Neighborhood bird watchers are keeping tabs on a pair of red-tailed hawks that are building a nest on an air conditioner at the pricey Christodora House at East Ninth Street and Avenue B.
While birders suspect the pair might also be building a secondary nest elsewhere, they think hawks will settle on a final pick on real estate soon, because they are due to lay their eggs in mid-March.
Many local birders hope the hawks pick their neighborhood.
"I think it's a good location — they have [Tompkins Square] park right here for the fledglings, it's high up, East Ninth is a quiet street," said Dennis Edge, 75, a birder of 10 years who photographs the hawks several days a week.
The birds have been snapped swooping down on Tompkins Square Park delicacies like pigeons and rats, or breaking sticks off nearby trees and bringing them to the nest on the seventh-floor air conditioner.
"It looks like it is substantial enough for her to start laying eggs," Edge said of the nest, which was first reported on the blog EV Grieve.
Edge said he has also seen the birds clutching twigs and flying north toward Stuyvesant Town and south towards the Village View co-ops on East Sixth Street, two possible location for another nest.

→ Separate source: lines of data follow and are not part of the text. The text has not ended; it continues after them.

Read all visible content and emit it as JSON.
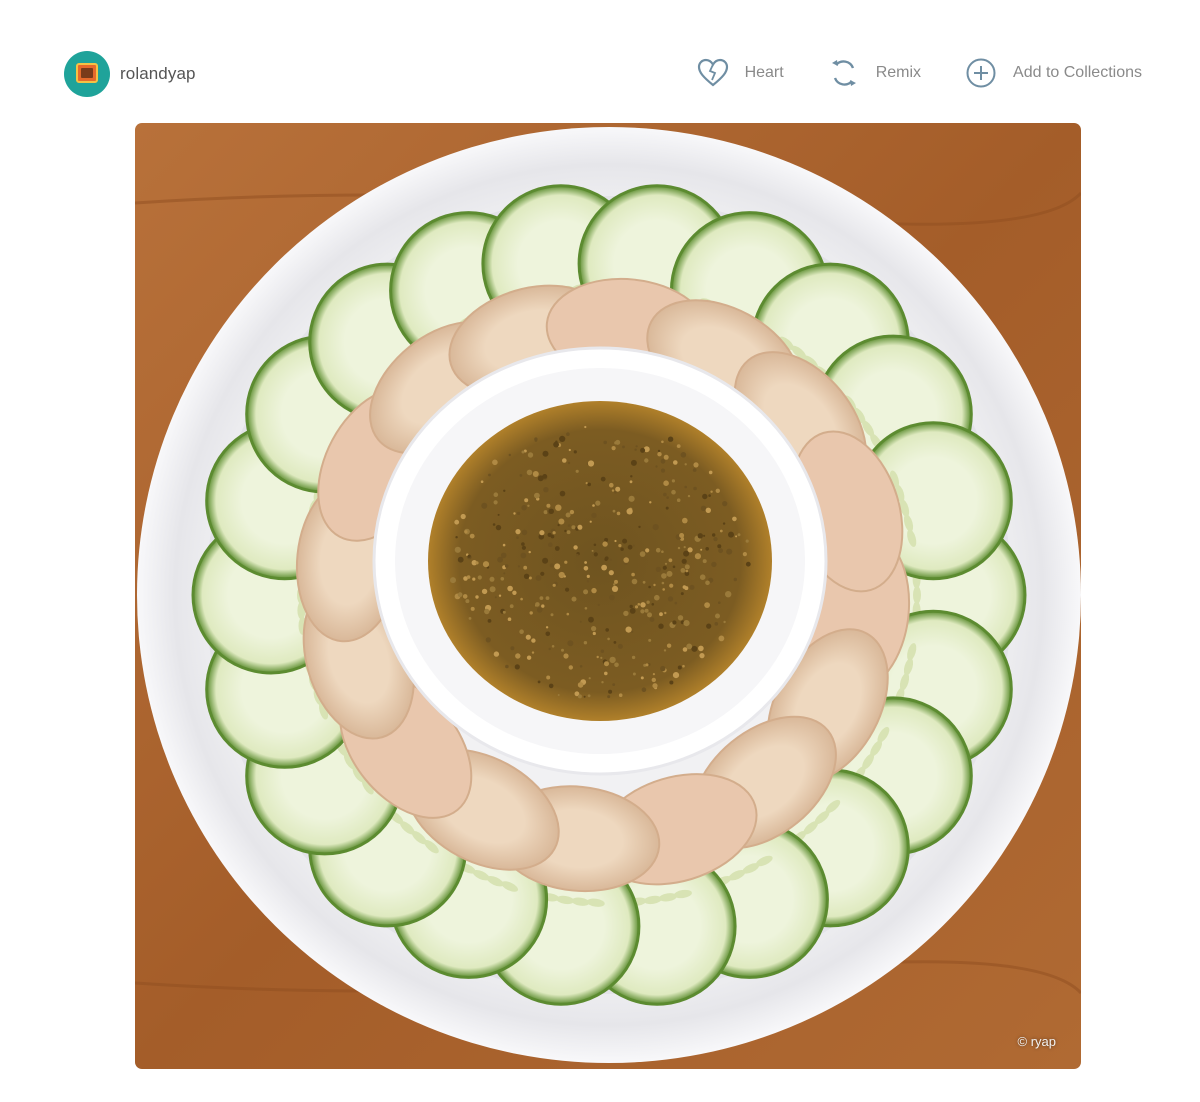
{
  "user": {
    "username": "rolandyap"
  },
  "actions": {
    "heart": "Heart",
    "remix": "Remix",
    "collections": "Add to Collections"
  },
  "photo": {
    "credit": "© ryap"
  },
  "colors": {
    "table": "#a9622c",
    "plate": "#f2f2f4",
    "cucumber_skin": "#6a9a3a",
    "cucumber_flesh": "#e7f0d2",
    "chicken": "#ead0b4",
    "sauce": "#7a5a1f",
    "icon": "#6f8ea3"
  }
}
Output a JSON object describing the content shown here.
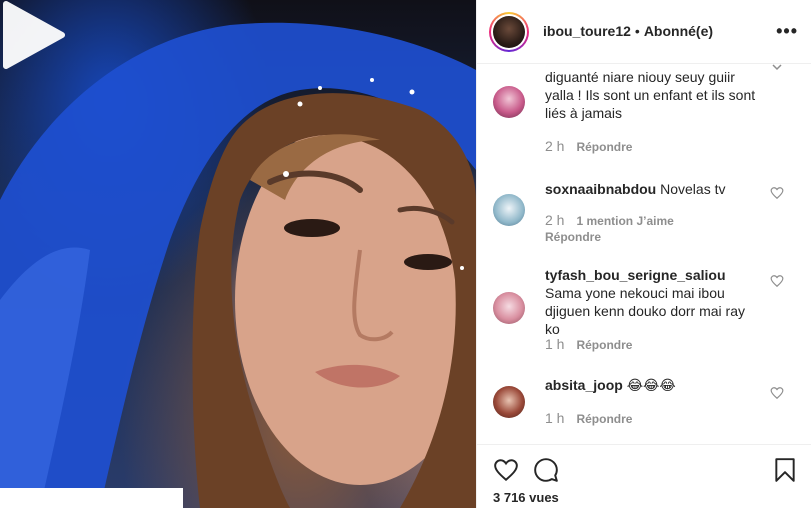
{
  "header": {
    "username": "ibou_toure12",
    "separator": "•",
    "follow_status": "Abonné(e)",
    "more_label": "•••"
  },
  "comments": [
    {
      "username": "",
      "text": "diguanté niare niouy seuy guiir yalla ! Ils sont un enfant et ils sont liés à jamais",
      "time": "2 h",
      "likes": "",
      "reply": "Répondre",
      "avatar_color": "#c85a8a"
    },
    {
      "username": "soxnaaibnabdou",
      "text": "Novelas tv",
      "time": "2 h",
      "likes": "1 mention J’aime",
      "reply": "Répondre",
      "avatar_color": "#8fb7c9"
    },
    {
      "username": "tyfash_bou_serigne_saliou",
      "text": "Sama yone nekouci mai ibou djiguen kenn douko dorr mai ray ko",
      "time": "1 h",
      "likes": "",
      "reply": "Répondre",
      "avatar_color": "#d98fa0"
    },
    {
      "username": "absita_joop",
      "text": "😂😂😂",
      "time": "1 h",
      "likes": "",
      "reply": "Répondre",
      "avatar_color": "#9b4a3a"
    }
  ],
  "footer": {
    "views": "3 716 vues"
  },
  "icons": {
    "play": "play-icon",
    "like": "heart-icon",
    "comment": "comment-icon",
    "save": "bookmark-icon",
    "more": "more-icon"
  }
}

Once the eggs are laid, they are incubated for six weeks before the chicks break through their shells in late April, Edge said. The baby hawks will begin to test their wings in June, and then the birds may fly north for the summer.

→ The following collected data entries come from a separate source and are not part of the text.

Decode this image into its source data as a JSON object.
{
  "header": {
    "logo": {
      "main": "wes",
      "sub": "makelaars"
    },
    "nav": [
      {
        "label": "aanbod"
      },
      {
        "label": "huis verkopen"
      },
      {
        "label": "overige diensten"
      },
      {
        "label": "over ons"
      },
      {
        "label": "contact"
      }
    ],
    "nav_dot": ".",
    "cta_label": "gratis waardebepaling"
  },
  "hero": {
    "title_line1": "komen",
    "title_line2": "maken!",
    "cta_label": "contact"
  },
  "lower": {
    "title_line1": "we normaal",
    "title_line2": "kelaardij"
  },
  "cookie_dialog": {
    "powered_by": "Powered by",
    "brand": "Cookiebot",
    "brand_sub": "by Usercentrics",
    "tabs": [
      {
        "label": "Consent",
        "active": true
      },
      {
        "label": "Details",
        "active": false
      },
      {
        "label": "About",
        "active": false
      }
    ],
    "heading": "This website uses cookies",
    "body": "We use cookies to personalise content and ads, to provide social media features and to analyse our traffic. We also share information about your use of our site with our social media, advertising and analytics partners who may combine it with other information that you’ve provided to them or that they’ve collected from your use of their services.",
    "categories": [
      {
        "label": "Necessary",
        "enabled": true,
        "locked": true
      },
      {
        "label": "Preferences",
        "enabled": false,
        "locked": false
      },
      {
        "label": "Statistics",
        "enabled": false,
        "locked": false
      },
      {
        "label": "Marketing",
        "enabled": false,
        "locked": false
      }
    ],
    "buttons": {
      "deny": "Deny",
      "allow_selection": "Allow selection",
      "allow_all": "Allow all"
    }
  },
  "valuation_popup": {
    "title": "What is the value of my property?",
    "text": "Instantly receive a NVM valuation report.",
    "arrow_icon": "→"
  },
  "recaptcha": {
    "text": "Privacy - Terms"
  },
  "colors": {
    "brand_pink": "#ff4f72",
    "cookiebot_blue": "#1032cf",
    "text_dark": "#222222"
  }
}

"Hawks do migrate, but a lot of city hawks don't," Edge said.
The owners of the seventh-floor apartment could not immediately be reached for comment. Staff and other residents at Christodora House said the couple who live their spend much of their time in Los Angeles.
While Edge usually tries to spot the hawks in mid-morning, birder Laura Goggin, an East Village photographer, said she looks for them at midday.
"They fly around [the park] a lot and keep me moving," said Goggin, who layered up with three pairs of pants and two sets of gloves on a recent several-hour birdwatching trip so she could tolerate the cold.
"The male seems to be doing all the work — getting the branches, building the nest," she said. "He kills and brings it to her."
Red-tailed hawks don't have any gender-defining features other than the female being larger than the male, according to the birders. Edge and Goggin said they can only tell the two apart when the hawks are together.
Several other local birders are tracking the hawks and a few names have been thrown around. "Chris" or "Christo" for the male and "Dora" for the female seem to have stuck the most, according to Edge and Goggin.
"I just love how much nature is here in the city," Goggin said.